It may not seem like a big deal, unless you have locs, braids or an Afro. That was the dilemma presented to aspiring competitive swimmers who couldn’t use the Soul Cap, which was created for that very purpose.

The Soul Cap is an elongated swim cap that allows those with “ethnic” hairstyles and natural hair to swim without getting their hair wet. That also keeps it from getting damaged and from inhibiting their ability to swim without worrying about long, thick hair being in their face. But when the U.K.-based creators of the Soul Cap tried to get it approved for the Tokyo Olympics, FINA, the sport’s governing body now known as World Aquatics, said no.

Admittedly, there were few athletes it applied to as swimming has typically been a lily-white sport. While there are reasons for that – the expense of training, the accessibility of Olympic-sized pools and many Black young people preferring to participate in other sports – hair was certainly a deterrent.

But now, the Soul Cap will be allowed at major swim meets.  The 2023 World Championships going on now in Fukuoka, Japan was one of the first meets it was legal. After a backlash at their decision to ban the caps in Tokyo, they changed their minds last October, adding the cap to “approved equipment” for athletes.

Realistically, competitive swimmers may want to keep their hair short and use the tighter, smaller caps, given that their goal is to shave precious seconds off their times to win races.

“One of the beautiful things about the Soul Cap model is the inclusivity for people with longer hair,” four-time Olympic medalist (with two gold) Cullen Jones told AP. “Men, women, people with longer hair can enjoy the water. I know that for a lot of the companies, many of the caps are made for hydrodynamics. The Soul Cap is more about being inclusive.”

Michael Phelps’ longtime coach, Bob Bowman, says that the cap won’t necessarily benefit elite swimmers or those who aspire to be one. But he can see it encouraging more people to swim in the first place, in the same way that so-called “jammer” swimsuits which look like biker tights, likely brought more boys to the pool.

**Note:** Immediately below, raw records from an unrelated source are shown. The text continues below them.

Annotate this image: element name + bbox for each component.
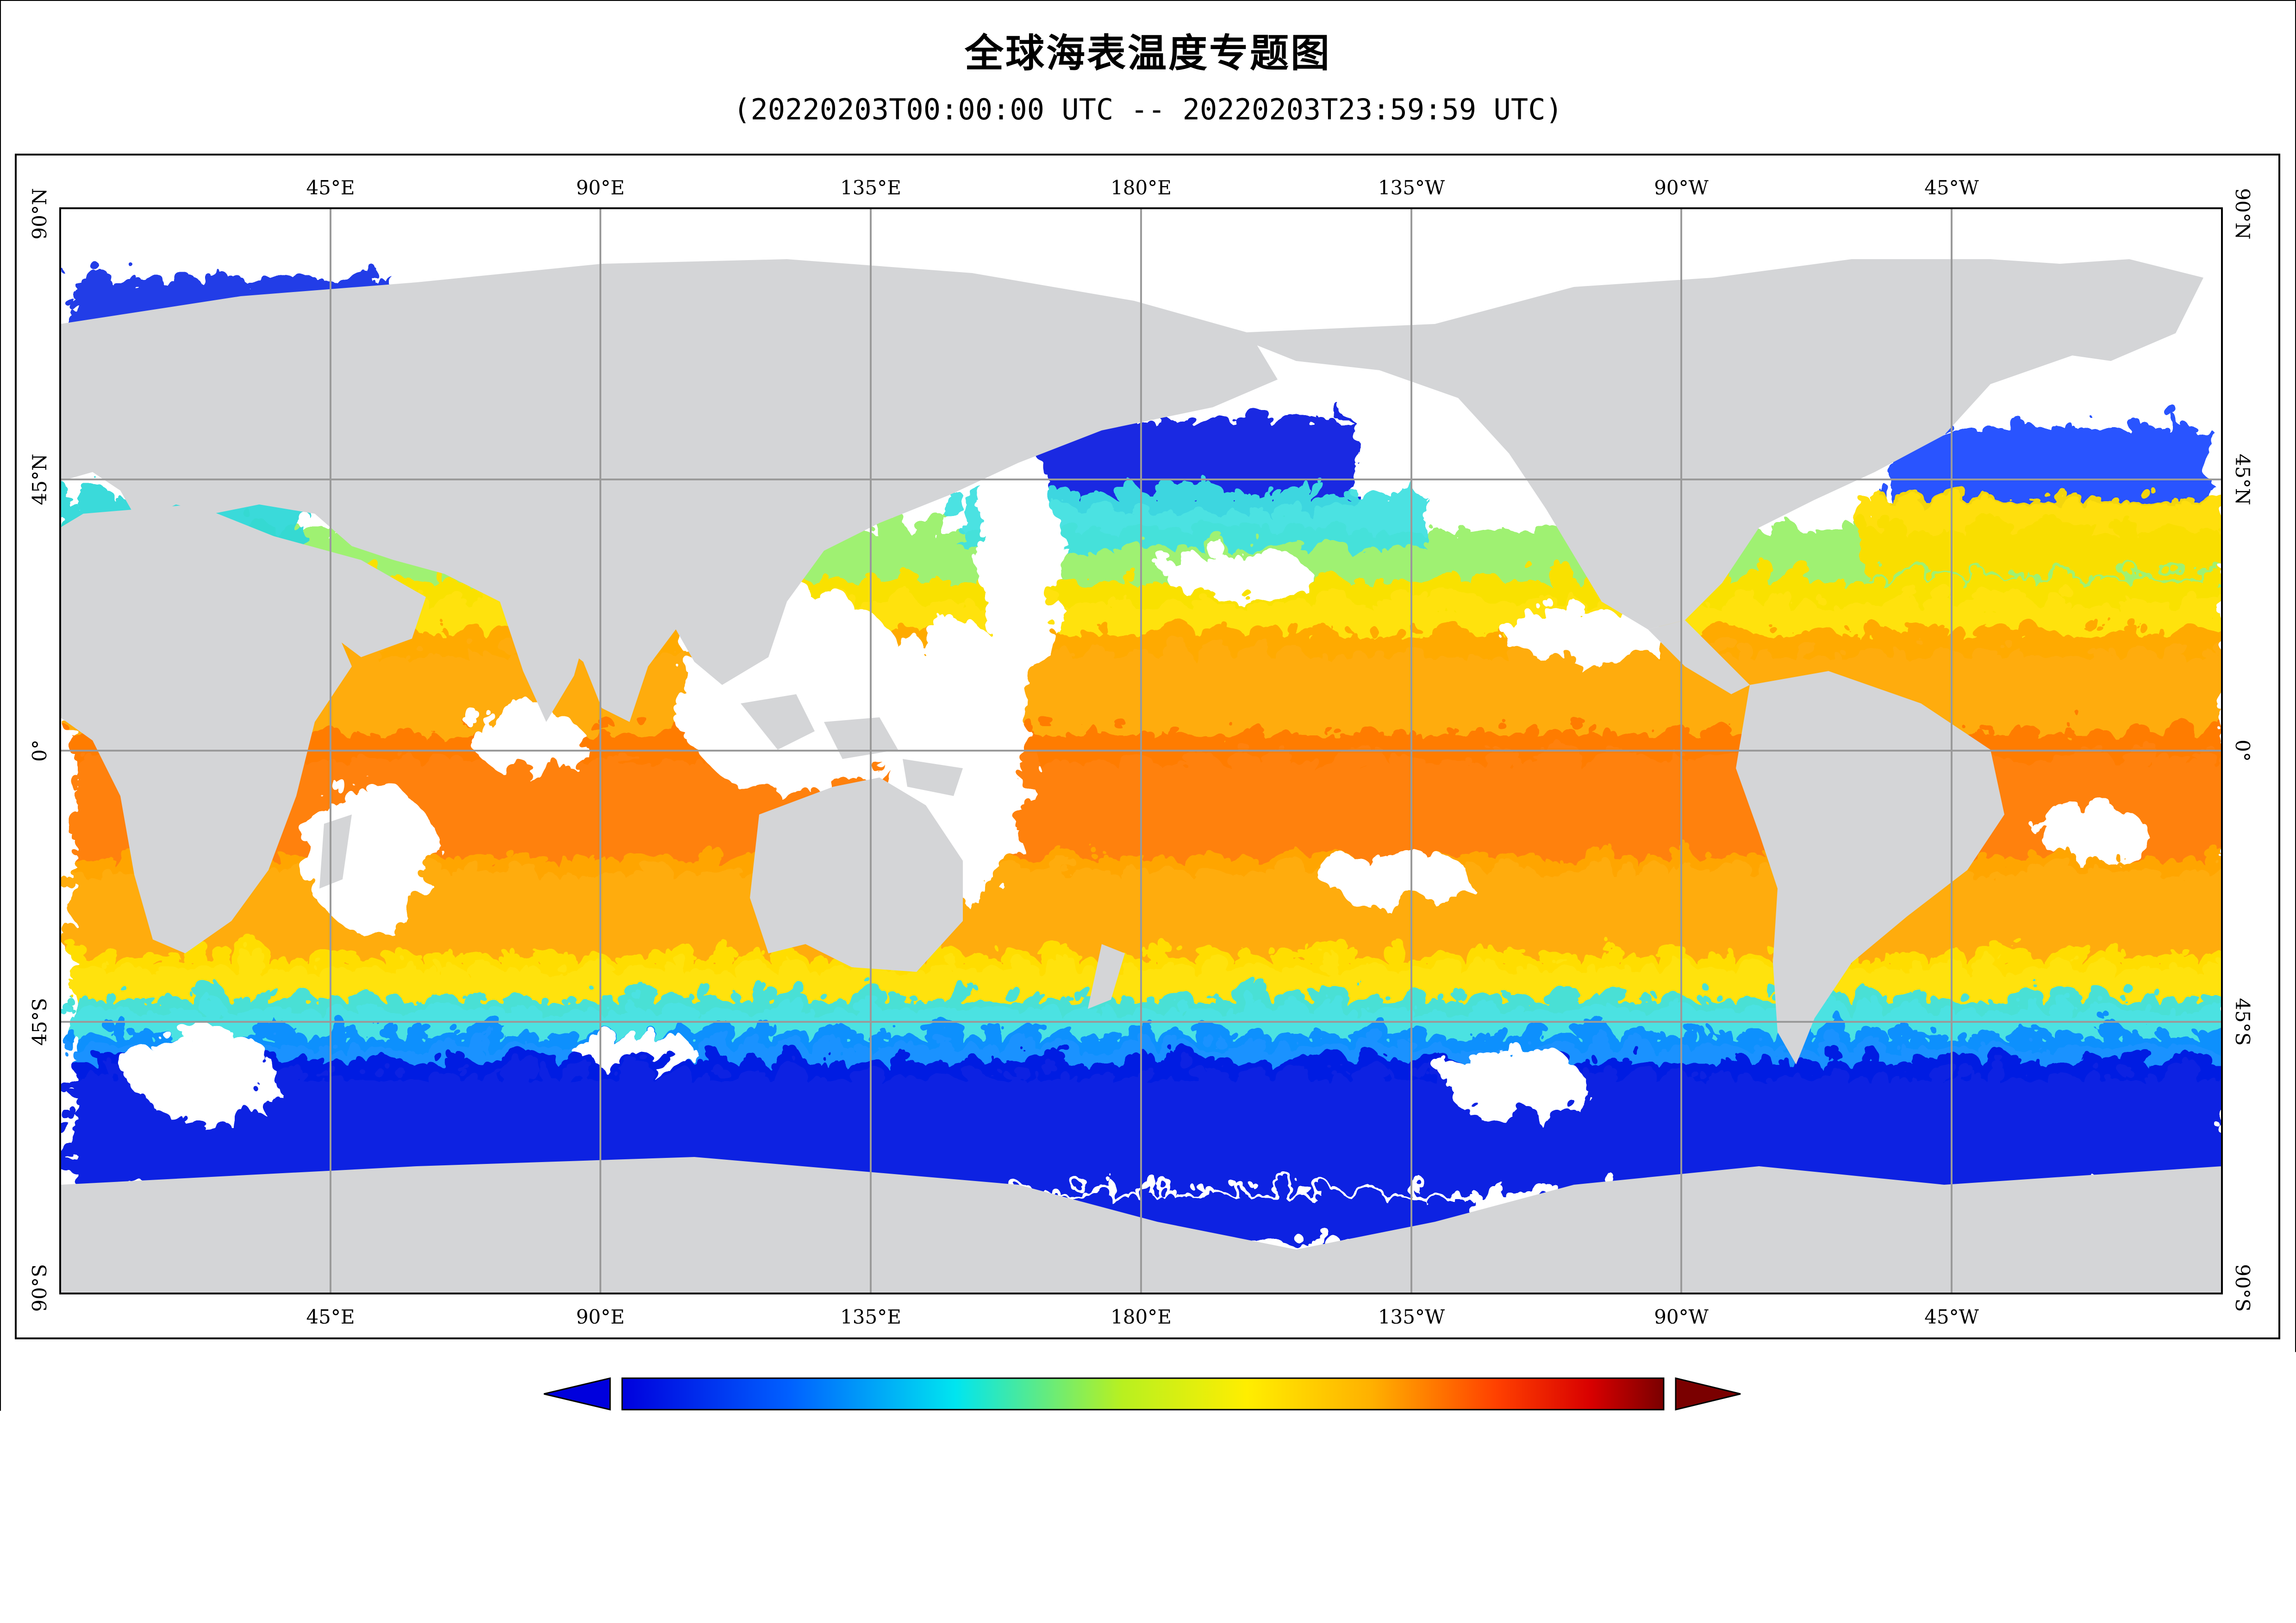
producer-value: 国家卫星海洋应用中心	[272, 1493, 513, 1521]
top-lon-label-45e: 45°E	[306, 176, 355, 199]
legend-tick-label: 28	[1426, 1421, 1456, 1448]
right-lat-label-45n: 45°N	[2231, 454, 2254, 505]
producer-line: 制图单位:国家卫星海洋应用中心	[168, 1487, 513, 1522]
bottom-lon-label-45w: 45°W	[1924, 1306, 1979, 1328]
bottom-longitude-labels: 45°E 90°E 135°E 180°E 135°W 90°W 45°W	[306, 1306, 1979, 1328]
production-date-label: 制图时间:	[168, 1567, 272, 1594]
left-latitude-labels: 90°N 45°N 0° 45°S 90°S	[28, 188, 51, 1312]
satellite-value: HY-1C	[1965, 1493, 2041, 1521]
right-lat-label-90s: 90°S	[2231, 1264, 2254, 1312]
sensor-label: 传 感 器:	[1861, 1567, 1957, 1594]
national-satellite-ocean-application-service-logo	[36, 1490, 147, 1601]
satellite-label: 卫星名称:	[1861, 1493, 1965, 1521]
legend-tick-label: 22	[1261, 1421, 1291, 1448]
right-latitude-labels: 90°N 45°N 0° 45°S 90°S	[2231, 188, 2254, 1312]
sensor-value: OCT	[1957, 1567, 2011, 1594]
map-area	[60, 208, 2222, 1293]
right-lat-label-0: 0°	[2231, 740, 2254, 762]
bottom-lon-label-45e: 45°E	[306, 1306, 355, 1328]
left-lat-label-90s: 90°S	[28, 1264, 51, 1312]
bottom-lon-label-135e: 135°E	[840, 1306, 901, 1328]
crs-line: 坐标系:CGCS2000	[1096, 1487, 1310, 1522]
producer-label: 制图单位:	[168, 1493, 272, 1521]
crs-label: 坐标系:	[1096, 1493, 1177, 1521]
bottom-lon-label-180e: 180°E	[1111, 1306, 1172, 1328]
legend-tick-label: -2	[627, 1421, 649, 1448]
top-lon-label-135w: 135°W	[1378, 176, 1445, 199]
top-lon-label-135e: 135°E	[840, 176, 901, 199]
top-lon-label-90e: 90°E	[576, 176, 624, 199]
right-lat-label-90n: 90°N	[2231, 188, 2254, 239]
bottom-lon-label-90w: 90°W	[1654, 1306, 1709, 1328]
bottom-lon-label-135w: 135°W	[1378, 1306, 1445, 1328]
left-lat-label-0: 0°	[28, 740, 51, 762]
left-lat-label-45n: 45°N	[28, 454, 51, 505]
scale-value: 1:100,000,000	[1177, 1567, 1353, 1594]
left-lat-label-45s: 45°S	[28, 998, 51, 1045]
legend-tick-label: 4	[773, 1421, 787, 1448]
sst-color-legend	[544, 1378, 1741, 1410]
legend-low-arrow	[544, 1378, 610, 1410]
left-lat-label-90n: 90°N	[28, 188, 51, 239]
legend-color-bar	[622, 1378, 1664, 1410]
scale-line: 比例尺:1:100,000,000	[1096, 1561, 1353, 1595]
legend-high-arrow	[1676, 1378, 1741, 1410]
top-lon-label-45w: 45°W	[1924, 176, 1979, 199]
production-date-value: 2022年02月04日	[272, 1567, 467, 1594]
right-lat-label-45s: 45°S	[2231, 998, 2254, 1045]
sensor-line: 传 感 器:OCT	[1861, 1561, 2011, 1595]
bottom-lon-label-90e: 90°E	[576, 1306, 624, 1328]
top-lon-label-180e: 180°E	[1111, 176, 1172, 199]
legend-tick-label: ≥35(℃)	[1603, 1421, 1696, 1448]
crs-value: CGCS2000	[1177, 1493, 1310, 1521]
top-longitude-labels: 45°E 90°E 135°E 180°E 135°W 90°W 45°W	[306, 176, 1979, 199]
production-date-line: 制图时间:2022年02月04日	[168, 1561, 467, 1595]
legend-tick-label: 10	[936, 1421, 965, 1448]
top-lon-label-90w: 90°W	[1654, 176, 1709, 199]
legend-tick-label: 16	[1099, 1421, 1129, 1448]
scale-label: 比例尺:	[1096, 1567, 1177, 1594]
satellite-line: 卫星名称:HY-1C	[1861, 1487, 2041, 1522]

“I think that encouraged a lot of boys to swim since they didn’t have to wear a small Speedo,” he said. “It’s the same kind of thing as that. It will encourage some people who might not have swum to try it.”

And in the recreational world, the cap may break the barriers that keep Black people from learning how to swim. That has led to the statistics that show Black children drown at three times the rate of whites because neither they nor their parents can swim.

“I teach water safety to nonswimmers and beginners,” said Seren Jones, a U.K. swim instructor and co-founder of the Black Swimming Association. “It’s absolutely incredible to see so many, really the majority of women across London, using the Soul Cap. I’m talking about women from the 20s to their 70s. It’s phenomenal. They feel empowered to learn and be safe in the water without worrying about their hair, which previously was a major issue.”